Headache is usually the first and most frequently encountered symptom in intracranial infection, but it only accounts for less than 1% of acute headache presentations to the emergency department. Encephalitis is characterized by headache, fever, alteration of consciousness, focal neurologic deficit, and seizures (usually focal). Because the brain parenchyma has no sensory receptors, the headache of encephalitis and brain abscess may result from the meningeal inflammation that often accompanies these processes, including a nonspecific response to fever, increased intracranial pressure, or a mass-effect producing traction on pain-sensitive intracranial structures. The most common predisposing conditions of brain abscesses are otitis or mastoiditis. The prevalence of headache during the acute phase of COVID infection up to week 4 was about 50%, whereas persistent headache during the subacute phase was 31% in 1 month to 16% in 9 months. Physical signs of meningeal inflammation do not help clinicians rule in or rule out meningitis accurately. The headaches attributed to intracranial infection are further divided into four subtypes in the International Classification of Headache Disorders, 3rd edition. Headache remits with resolution of the infection in most cases, and headache might persist for more than three months after resolution of the causative infection in only a few patients. However, a longitudinal study showed that the 1-year prevalence of headache suffering was not higher amongst patients with prior intracranial infection than in the general population.

Key points

• No physical sign of meningeal irritation could accurately distinguish those with and without meningitis.

• Headache is the most common symptom of bacterial meningitis (87%), but bacterial meningitis is not a common etiology of acute headache presentation to the emergency room (< 1%).

• The diagnosis of headache attributed to localized brain infection (code 9.1.4) included headache caused by brain abscess, subdural empyema, infectious granuloma, or other or other localized infective lesion, usually associated with fever, focal neurologic deficit(s), or altered mental state (including impaired vigilance).

• The prevalence of headache during the acute phase of COVID infection up to week 4 was about 50%, whereas persistent headache during the subacute phase was 31% in 1 month to 16% in 9 months.

Historical note and terminology

Bacterial meningitis was first described by Vieusseaux after an outbreak in Switzerland in 1805 and was named "epidemic cerebrospinal fever." The meningococcus was first isolated from cerebrospinal fluid (CSF) by Weichselbaum in 1887. In 1932 the antimicrobial properties of sulfonamides were appreciated (55) as an effective treatment for meningococcal, pneumococcal, and haemophilus-related diseases. Survival from all three types of meningitis dramatically improved after penicillin was introduced in the 1940s (54).

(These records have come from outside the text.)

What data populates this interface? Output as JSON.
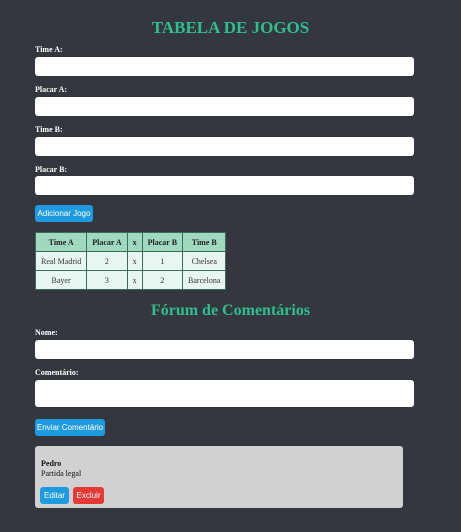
{
  "games": {
    "title": "TABELA DE JOGOS",
    "fields": {
      "team_a": {
        "label": "Time A:",
        "value": ""
      },
      "score_a": {
        "label": "Placar A:",
        "value": ""
      },
      "team_b": {
        "label": "Time B:",
        "value": ""
      },
      "score_b": {
        "label": "Placar B:",
        "value": ""
      }
    },
    "add_button": "Adicionar Jogo",
    "table": {
      "headers": [
        "Time A",
        "Placar A",
        "x",
        "Placar B",
        "Time B"
      ],
      "rows": [
        [
          "Real Madrid",
          "2",
          "x",
          "1",
          "Chelsea"
        ],
        [
          "Bayer",
          "3",
          "x",
          "2",
          "Barcelona"
        ]
      ]
    }
  },
  "forum": {
    "title": "Fórum de Comentários",
    "name_label": "Nome:",
    "comment_label": "Comentário:",
    "submit_button": "Enviar Comentário",
    "comments": [
      {
        "author": "Pedro",
        "text": "Partida legal",
        "edit_label": "Editar",
        "delete_label": "Excluir"
      }
    ]
  },
  "colors": {
    "background": "#34373d",
    "title": "#2fbf8f",
    "primary_button": "#1e9be0",
    "danger_button": "#e53935",
    "table_header": "#9ed9c0",
    "table_cell": "#e8f6f2",
    "comment_card": "#d1d1d1"
  }
}
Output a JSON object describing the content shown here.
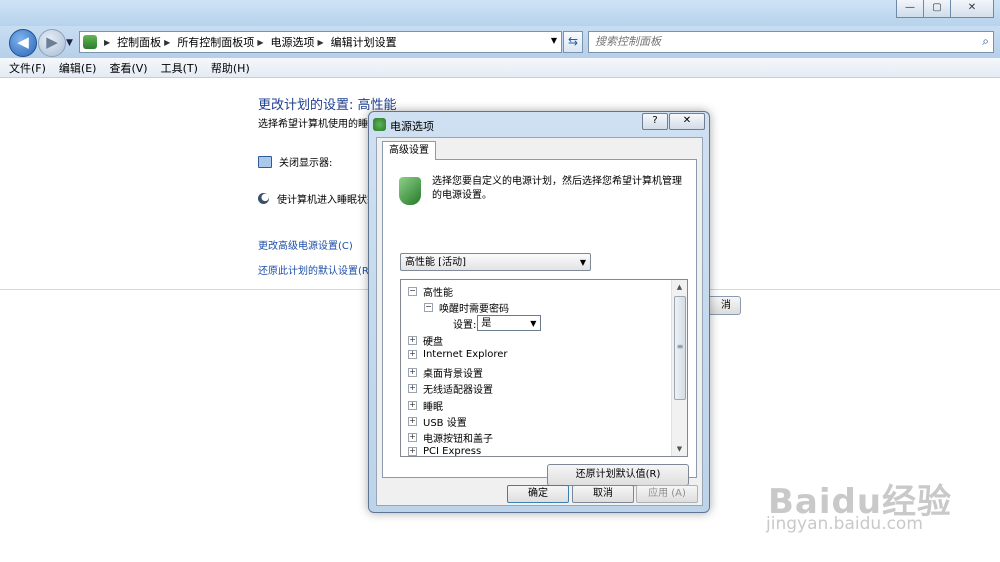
{
  "window": {
    "controls": {
      "minimize": "—",
      "maximize": "▢",
      "close": "✕"
    }
  },
  "nav": {
    "back_icon": "arrow-left-icon",
    "forward_icon": "arrow-right-icon",
    "history_icon": "chevron-down-icon",
    "breadcrumbs": [
      "控制面板",
      "所有控制面板项",
      "电源选项",
      "编辑计划设置"
    ],
    "search_placeholder": "搜索控制面板"
  },
  "menu": [
    "文件(F)",
    "编辑(E)",
    "查看(V)",
    "工具(T)",
    "帮助(H)"
  ],
  "page": {
    "title": "更改计划的设置: 高性能",
    "description": "选择希望计算机使用的睡眠",
    "display_off_label": "关闭显示器:",
    "sleep_label": "使计算机进入睡眠状态",
    "link_advanced": "更改高级电源设置(C)",
    "link_restore": "还原此计划的默认设置(R)",
    "cancel_partial": "消"
  },
  "dialog": {
    "title": "电源选项",
    "help_label": "?",
    "close_label": "✕",
    "tab_label": "高级设置",
    "intro_line1": "选择您要自定义的电源计划，然后选择您希望计算机管理",
    "intro_line2": "的电源设置。",
    "plan_selected": "高性能 [活动]",
    "tree": {
      "root": "高性能",
      "child": "唤醒时需要密码",
      "setting_label": "设置:",
      "setting_value": "是",
      "items": [
        "硬盘",
        "Internet Explorer",
        "桌面背景设置",
        "无线适配器设置",
        "睡眠",
        "USB 设置",
        "电源按钮和盖子",
        "PCI Express"
      ],
      "expand_glyph": "+",
      "collapse_glyph": "−"
    },
    "restore_button": "还原计划默认值(R)",
    "ok_button": "确定",
    "cancel_button": "取消",
    "apply_button": "应用 (A)"
  },
  "watermark": {
    "main": "Baidu经验",
    "sub": "jingyan.baidu.com"
  }
}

In 1893 Sir William Macewen described surgical drainage as a successful treatment of brain abscess.

Quinke introduced the lumbar puncture in 1881 and originally described viral meningitis and encephalitis in 1896. In 1917, von Economo proposed the first pathologic correlates of presumed viral encephalitis during the epidemics of encephalitis lethargica. Aseptic meningitis, a term introduced by Wallgren in 1925, describes a benign and self-limited variant of meningitis usually caused by a viral infection, with headache a prominent feature of the illness.

Nathan Strong, a medical student, recognized meningismus as a diagnostic sign of meningitis in 1810. Vladimir Mihailovich Kernig described his maneuver for detecting meningeal irritation in 1882. In 1909 Jozef Brudzinski described at least five different meningeal signs in patients with meningitis.